Newfoundlanders and Labradorians to be prominently featured
In this file photo, Jillian Keiley takes a break from rehearsals for her last production in St. John’s before heading to Ottawa to become the artistic director of the National Arts Centre’s English theatre department. — File photo by Barb Sweet/The Telegram
Newfoundland and Labrador artists will make up a significant part of the National Arts Centre’s (NAC) English Theatre 2013-2014 season.
What else would you expect, asks artistic director Jillian Keiley.
“There was no doubt that I was going to come out with guns blazing for my first season,” the St. John’s native and Artistic Fraud of Newfoundland founder told The Telegram last week, laughing. “What else am I going to bring?”
Keiley revealed her plans for her inaugural season with the NAC during an event in Ottawa Tuesday afternoon, as well as the actors for this year’s ensemble, chosen by
Keiley and associate artistic director Sarah Garton over a six-month long audition tour with more than 600 potential performers.
Among the chosen actors is Petrina Bromley of St. John's. She has worked with Rising Tide Theatre, the Resource Centre for the Arts, Theatre Newfoundland and Labrador and Artistic Fraud.
“I put her in as a lynchpin,” explains Keiley, noting Bromley’s talents for acting, singing, composing and directing. “I think of all the contributions Petrina has made to Newfoundland and Labrador, and she’s just so multi-talented and multi-faceted. She’s a massive asset to have in a company. I need 10 Petrina Bromleys — and I think I’ve got them, though I had to look high and low across the country.”
Bromley and the rest of the ensemble will open the NAC’s season in September with Moliere’s “Tartuffe,” adapted by and starring Andy Jones.
The play was commissioned by New World Theatre Project last year, and ran in Cupids last summer. Next, the cast will perform a holiday production of the musical, “The Sound of Music,” as well as the satirical “ENRON” by Lucy Prebble.
Other productions to be performed throughout the season are “Kim’s Convenience” by Ins Choi from Soulpepper Theatre of Toronto, “Seeds” from Annabel Soutar of Porte Parole in Montreal, Maurice Sendak’s “Where the Wild Things Are,” “dib and dob and the journey home” by David S. Craig and Robert Morgan, Hamlet (solo) by Raoul Bhaneja, and Robert Chafe’s “Oil and Water,” Artistic Fraud’s version of the Lanier Phillips story, directed by Keiley, which has been touring successfully for two years. Bromley stars in the play.

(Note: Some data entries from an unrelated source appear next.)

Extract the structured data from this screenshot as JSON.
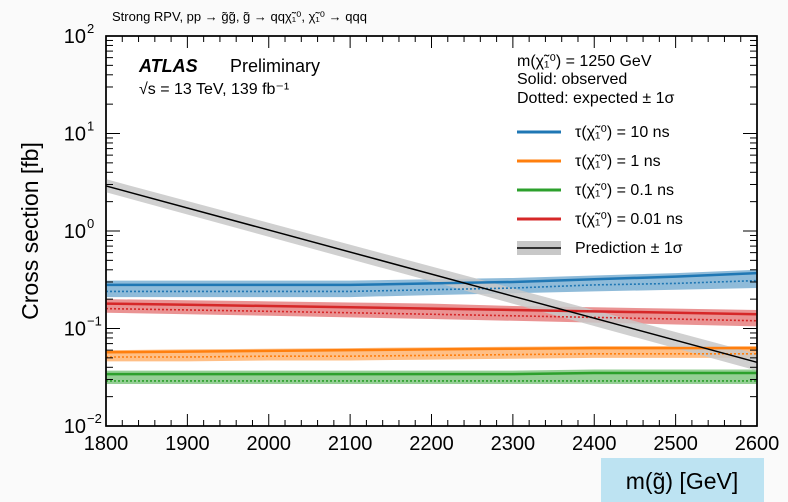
{
  "header": "Strong RPV, pp → g̃g̃, g̃ → qqχ̃₁⁰, χ̃₁⁰ → qqq",
  "atlas": {
    "label": "ATLAS",
    "status": "Preliminary",
    "energy": "√s = 13 TeV, 139 fb⁻¹"
  },
  "legend_header": [
    "m(χ̃₁⁰) = 1250 GeV",
    "Solid: observed",
    "Dotted: expected ± 1σ"
  ],
  "colors": {
    "tau10": "#1f77b4",
    "tau1": "#ff7f0e",
    "tau01": "#2ca02c",
    "tau001": "#d62728",
    "prediction": "#000000",
    "prediction_band": "#c8c8c8",
    "xlabel_bg": "#bde3f2"
  },
  "chart_data": {
    "type": "line",
    "xlabel": "m(g̃) [GeV]",
    "ylabel": "Cross section [fb]",
    "xlim": [
      1800,
      2600
    ],
    "ylim": [
      0.01,
      100
    ],
    "yscale": "log",
    "x_ticks": [
      "1800",
      "1900",
      "2000",
      "2100",
      "2200",
      "2300",
      "2400",
      "2500",
      "2600"
    ],
    "y_ticks": [
      {
        "base": "10",
        "exp": "−2"
      },
      {
        "base": "10",
        "exp": "−1"
      },
      {
        "base": "10",
        "exp": "0"
      },
      {
        "base": "10",
        "exp": "1"
      },
      {
        "base": "10",
        "exp": "2"
      }
    ],
    "x": [
      1800,
      1900,
      2000,
      2100,
      2200,
      2300,
      2400,
      2500,
      2600
    ],
    "series": [
      {
        "name": "τ(χ̃₁⁰) = 10 ns",
        "color_key": "tau10",
        "observed": [
          0.28,
          0.28,
          0.28,
          0.28,
          0.29,
          0.3,
          0.32,
          0.34,
          0.37
        ],
        "expected": [
          0.24,
          0.24,
          0.24,
          0.24,
          0.25,
          0.26,
          0.28,
          0.29,
          0.31
        ],
        "band_low": [
          0.21,
          0.21,
          0.21,
          0.21,
          0.22,
          0.23,
          0.24,
          0.25,
          0.26
        ],
        "band_high": [
          0.31,
          0.31,
          0.31,
          0.31,
          0.32,
          0.33,
          0.35,
          0.37,
          0.4
        ]
      },
      {
        "name": "τ(χ̃₁⁰) = 1 ns",
        "color_key": "tau1",
        "observed": [
          0.057,
          0.058,
          0.059,
          0.06,
          0.061,
          0.062,
          0.063,
          0.063,
          0.063
        ],
        "expected": [
          0.051,
          0.051,
          0.052,
          0.052,
          0.053,
          0.054,
          0.055,
          0.055,
          0.055
        ],
        "band_low": [
          0.046,
          0.046,
          0.047,
          0.047,
          0.048,
          0.049,
          0.05,
          0.05,
          0.05
        ],
        "band_high": [
          0.06,
          0.061,
          0.062,
          0.063,
          0.064,
          0.065,
          0.066,
          0.066,
          0.066
        ]
      },
      {
        "name": "τ(χ̃₁⁰) = 0.1 ns",
        "color_key": "tau01",
        "observed": [
          0.034,
          0.034,
          0.034,
          0.034,
          0.034,
          0.034,
          0.035,
          0.035,
          0.035
        ],
        "expected": [
          0.029,
          0.029,
          0.029,
          0.029,
          0.029,
          0.029,
          0.029,
          0.029,
          0.029
        ],
        "band_low": [
          0.027,
          0.027,
          0.027,
          0.027,
          0.027,
          0.027,
          0.027,
          0.027,
          0.027
        ],
        "band_high": [
          0.037,
          0.037,
          0.037,
          0.037,
          0.037,
          0.037,
          0.038,
          0.038,
          0.038
        ]
      },
      {
        "name": "τ(χ̃₁⁰) = 0.01 ns",
        "color_key": "tau001",
        "observed": [
          0.18,
          0.175,
          0.17,
          0.165,
          0.16,
          0.155,
          0.15,
          0.145,
          0.14
        ],
        "expected": [
          0.16,
          0.155,
          0.15,
          0.145,
          0.14,
          0.135,
          0.13,
          0.125,
          0.12
        ],
        "band_low": [
          0.145,
          0.14,
          0.135,
          0.13,
          0.125,
          0.12,
          0.115,
          0.11,
          0.105
        ],
        "band_high": [
          0.2,
          0.195,
          0.19,
          0.185,
          0.18,
          0.17,
          0.165,
          0.16,
          0.155
        ]
      },
      {
        "name": "Prediction ± 1σ",
        "color_key": "prediction",
        "x": [
          1800,
          2600
        ],
        "values": [
          2.9,
          0.045
        ],
        "band_low": [
          2.5,
          0.037
        ],
        "band_high": [
          3.4,
          0.055
        ]
      }
    ],
    "legend_placement": "top-right"
  }
}
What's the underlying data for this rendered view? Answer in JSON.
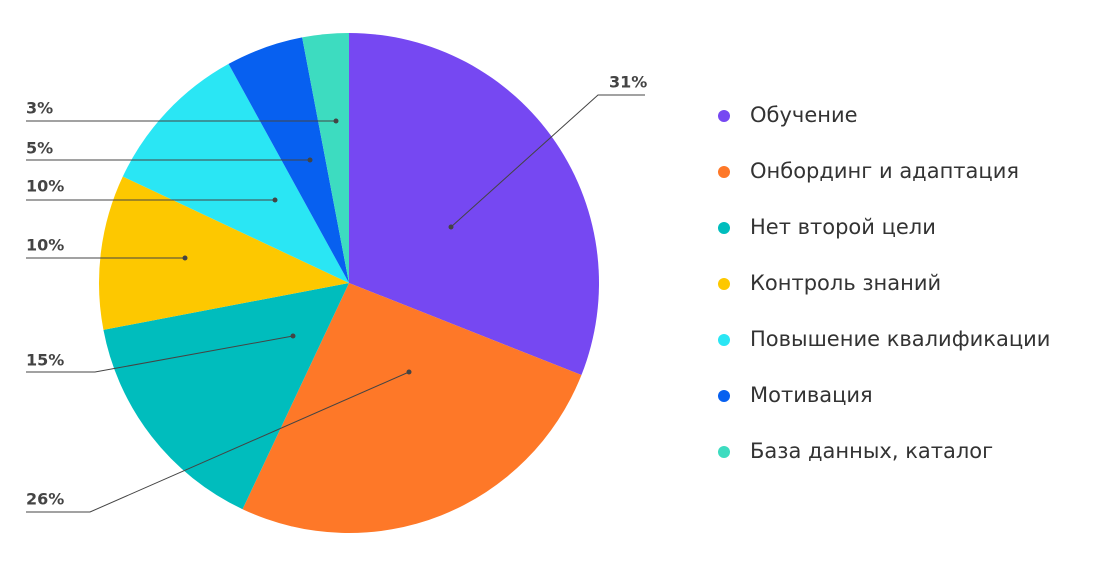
{
  "chart_data": {
    "type": "pie",
    "categories": [
      "Обучение",
      "Онбординг и адаптация",
      "Нет второй цели",
      "Контроль знаний",
      "Повышение квалификации",
      "Мотивация",
      "База данных, каталог"
    ],
    "values": [
      31,
      26,
      15,
      10,
      10,
      5,
      3
    ],
    "value_labels": [
      "31%",
      "26%",
      "15%",
      "10%",
      "10%",
      "5%",
      "3%"
    ],
    "colors": [
      "#7648f2",
      "#fe7828",
      "#00bdbd",
      "#fdc800",
      "#2ae6f4",
      "#0760f0",
      "#3ddcc0"
    ],
    "legend": "right"
  }
}
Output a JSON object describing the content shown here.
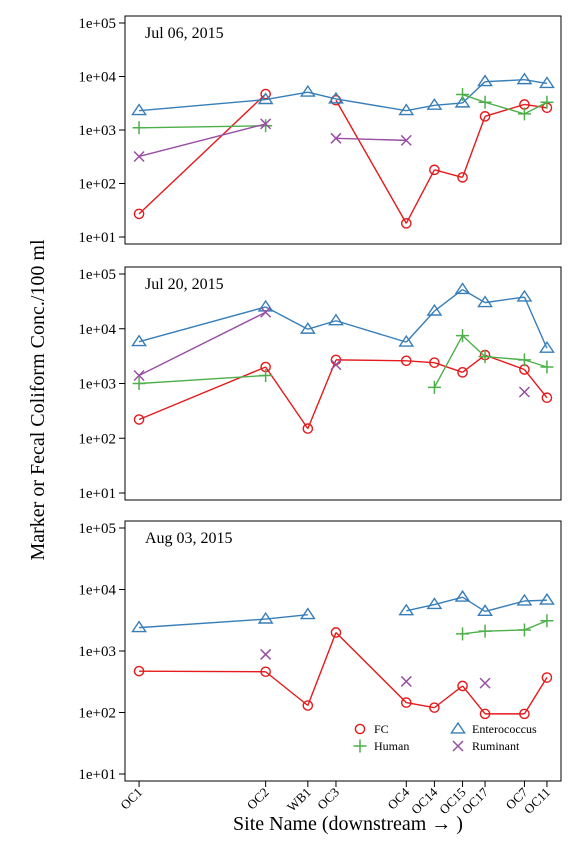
{
  "figure": {
    "ylabel": "Marker or Fecal Coliform Conc./100 ml",
    "xlabel": "Site Name (downstream → )"
  },
  "chart_data": {
    "type": "line",
    "x_positions": [
      1,
      2,
      3,
      4,
      5,
      6,
      7,
      8,
      9,
      10
    ],
    "sites": [
      "OC1",
      "OC2",
      "WB1",
      "OC3",
      "OC4",
      "OC14",
      "OC15",
      "OC17",
      "OC7",
      "OC11"
    ],
    "site_positions": [
      0,
      4.5,
      6.0,
      7.0,
      9.5,
      10.5,
      11.5,
      12.3,
      13.7,
      14.5
    ],
    "yscale": "log10",
    "ylim": [
      10,
      100000
    ],
    "yticks": [
      10,
      100,
      1000,
      10000,
      100000
    ],
    "ytick_labels": [
      "1e+01",
      "1e+02",
      "1e+03",
      "1e+04",
      "1e+05"
    ],
    "series_styles": {
      "FC": {
        "color": "#e41a1c",
        "marker": "circle"
      },
      "Enterococcus": {
        "color": "#377eb8",
        "marker": "triangle"
      },
      "Human": {
        "color": "#4daf4a",
        "marker": "plus"
      },
      "Ruminant": {
        "color": "#984ea3",
        "marker": "cross"
      }
    },
    "legend": {
      "placement": "bottom-right",
      "panel": 2,
      "entries": [
        "FC",
        "Enterococcus",
        "Human",
        "Ruminant"
      ]
    },
    "panels": [
      {
        "title": "Jul 06, 2015",
        "series": [
          {
            "name": "FC",
            "values": [
              27,
              4700,
              null,
              3600,
              18,
              180,
              130,
              1800,
              3000,
              2600
            ]
          },
          {
            "name": "Enterococcus",
            "values": [
              2300,
              3700,
              5100,
              3800,
              2300,
              2900,
              3200,
              8000,
              8700,
              7400
            ]
          },
          {
            "name": "Human",
            "values": [
              1100,
              1200,
              null,
              null,
              null,
              null,
              4600,
              3300,
              2000,
              3300
            ]
          },
          {
            "name": "Ruminant",
            "values": [
              320,
              1300,
              null,
              700,
              640,
              null,
              null,
              null,
              null,
              null
            ]
          }
        ]
      },
      {
        "title": "Jul 20, 2015",
        "series": [
          {
            "name": "FC",
            "values": [
              220,
              2000,
              150,
              2700,
              2600,
              2400,
              1600,
              3300,
              1800,
              550
            ]
          },
          {
            "name": "Enterococcus",
            "values": [
              5800,
              25000,
              9800,
              14000,
              5700,
              21000,
              52000,
              30000,
              38000,
              4400
            ]
          },
          {
            "name": "Human",
            "values": [
              1000,
              1400,
              null,
              null,
              null,
              850,
              7500,
              3100,
              2700,
              2000
            ]
          },
          {
            "name": "Ruminant",
            "values": [
              1400,
              20000,
              null,
              2200,
              null,
              null,
              null,
              null,
              700,
              null
            ]
          }
        ]
      },
      {
        "title": "Aug 03, 2015",
        "series": [
          {
            "name": "FC",
            "values": [
              470,
              460,
              130,
              2000,
              145,
              120,
              270,
              95,
              95,
              370
            ]
          },
          {
            "name": "Enterococcus",
            "values": [
              2400,
              3300,
              3900,
              null,
              4500,
              5700,
              7500,
              4400,
              6500,
              6700
            ]
          },
          {
            "name": "Human",
            "values": [
              null,
              null,
              null,
              null,
              null,
              null,
              1900,
              2100,
              2200,
              3100
            ]
          },
          {
            "name": "Ruminant",
            "values": [
              null,
              880,
              null,
              null,
              320,
              null,
              null,
              300,
              null,
              null
            ]
          }
        ]
      }
    ]
  }
}
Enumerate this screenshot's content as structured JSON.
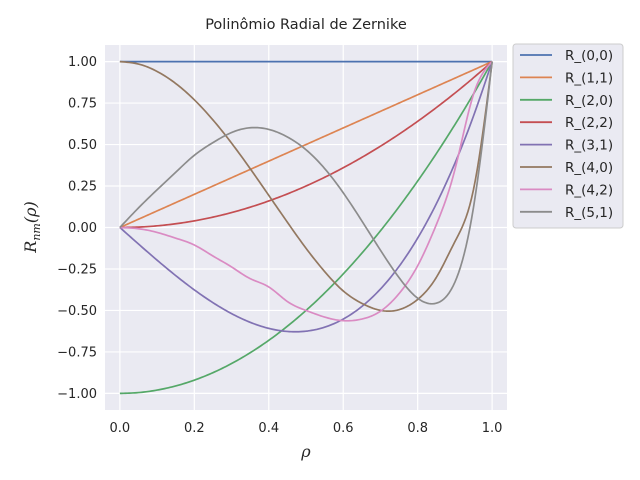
{
  "chart_data": {
    "type": "line",
    "title": "Polinômio Radial de Zernike",
    "xlabel": "ρ",
    "ylabel": "R_nm(ρ)",
    "xlim": [
      -0.04,
      1.04
    ],
    "ylim": [
      -1.1,
      1.1
    ],
    "xticks": [
      0.0,
      0.2,
      0.4,
      0.6,
      0.8,
      1.0
    ],
    "xtick_labels": [
      "0.0",
      "0.2",
      "0.4",
      "0.6",
      "0.8",
      "1.0"
    ],
    "yticks": [
      1.0,
      0.75,
      0.5,
      0.25,
      0.0,
      -0.25,
      -0.5,
      -0.75,
      -1.0
    ],
    "ytick_labels": [
      "1.00",
      "0.75",
      "0.50",
      "0.25",
      "0.00",
      "−0.25",
      "−0.50",
      "−0.75",
      "−1.00"
    ],
    "grid": true,
    "legend_position": "outside-right",
    "background": "#eaeaf2",
    "x": [
      0.0,
      0.05,
      0.1,
      0.15,
      0.2,
      0.25,
      0.3,
      0.35,
      0.4,
      0.45,
      0.5,
      0.55,
      0.6,
      0.65,
      0.7,
      0.75,
      0.8,
      0.85,
      0.9,
      0.95,
      1.0
    ],
    "series": [
      {
        "name": "R_(0,0)",
        "color": "#4c72b0",
        "values": [
          1,
          1,
          1,
          1,
          1,
          1,
          1,
          1,
          1,
          1,
          1,
          1,
          1,
          1,
          1,
          1,
          1,
          1,
          1,
          1,
          1
        ]
      },
      {
        "name": "R_(1,1)",
        "color": "#dd8452",
        "values": [
          0,
          0.05,
          0.1,
          0.15,
          0.2,
          0.25,
          0.3,
          0.35,
          0.4,
          0.45,
          0.5,
          0.55,
          0.6,
          0.65,
          0.7,
          0.75,
          0.8,
          0.85,
          0.9,
          0.95,
          1
        ]
      },
      {
        "name": "R_(2,0)",
        "color": "#55a868",
        "values": [
          -1,
          -0.995,
          -0.98,
          -0.955,
          -0.92,
          -0.875,
          -0.82,
          -0.755,
          -0.68,
          -0.595,
          -0.5,
          -0.395,
          -0.28,
          -0.155,
          -0.02,
          0.125,
          0.28,
          0.445,
          0.62,
          0.805,
          1
        ]
      },
      {
        "name": "R_(2,2)",
        "color": "#c44e52",
        "values": [
          0,
          0.0025,
          0.01,
          0.0225,
          0.04,
          0.0625,
          0.09,
          0.1225,
          0.16,
          0.2025,
          0.25,
          0.3025,
          0.36,
          0.4225,
          0.49,
          0.5625,
          0.64,
          0.7225,
          0.81,
          0.9025,
          1
        ]
      },
      {
        "name": "R_(3,1)",
        "color": "#8172b3",
        "values": [
          0,
          -0.0996,
          -0.197,
          -0.2899,
          -0.376,
          -0.4531,
          -0.519,
          -0.5714,
          -0.608,
          -0.6266,
          -0.625,
          -0.6009,
          -0.552,
          -0.4761,
          -0.371,
          -0.2344,
          -0.064,
          0.1424,
          0.387,
          0.6721,
          1
        ]
      },
      {
        "name": "R_(4,0)",
        "color": "#937860",
        "values": [
          1,
          0.9851,
          0.9406,
          0.8679,
          0.7696,
          0.6484,
          0.5086,
          0.3551,
          0.1936,
          0.0318,
          -0.125,
          -0.2654,
          -0.3824,
          -0.4571,
          -0.4994,
          -0.4954,
          -0.4336,
          -0.3014,
          -0.0854,
          0.229,
          1
        ]
      },
      {
        "name": "R_(4,2)",
        "color": "#da8bc3",
        "values": [
          0,
          -0.0074,
          -0.0296,
          -0.0643,
          -0.1056,
          -0.1719,
          -0.2376,
          -0.3082,
          -0.3584,
          -0.4462,
          -0.5,
          -0.5399,
          -0.5616,
          -0.5519,
          -0.5047,
          -0.3984,
          -0.2304,
          0.0165,
          0.3483,
          0.8028,
          1
        ]
      },
      {
        "name": "R_(5,1)",
        "color": "#8c8c8c",
        "values": [
          0,
          0.1182,
          0.2275,
          0.3329,
          0.4352,
          0.5117,
          0.5724,
          0.6011,
          0.5913,
          0.5457,
          0.4688,
          0.3555,
          0.2093,
          0.0397,
          -0.1368,
          -0.3024,
          -0.4262,
          -0.4564,
          -0.3296,
          0.1215,
          1
        ]
      }
    ]
  }
}
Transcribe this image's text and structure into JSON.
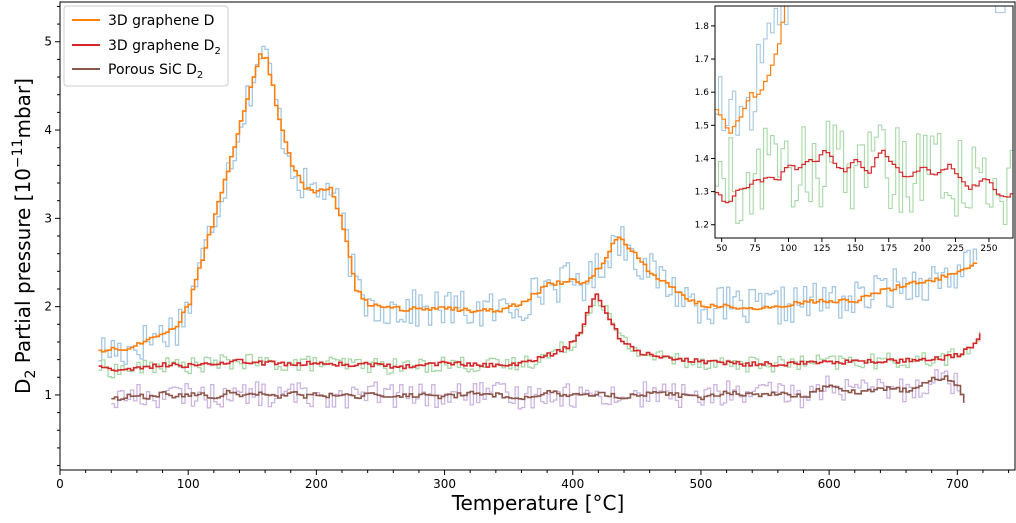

“These are works that I think really represent what I can offer,” Keiley explains, adding she took in theatre productions and read reviews across the country before choosing a lineup. “If I think a show is a really great theatrical piece, I’ll consider it,” she said. “If I think it’s exciting or that people will be excited to go see it, I’ll bring it in.”
Keiley brings a new approach to collaborations to the arts council, she says, believing the NAC must be involved in working in communities to support and develop new pieces and help bring them to the stage. The hope is that some of the productions will eventually be part of the NAC lineup.
“It’s like investment banking for theatre,” she said. “I take very seriously the idea of contributing back to the general theatre ecology.”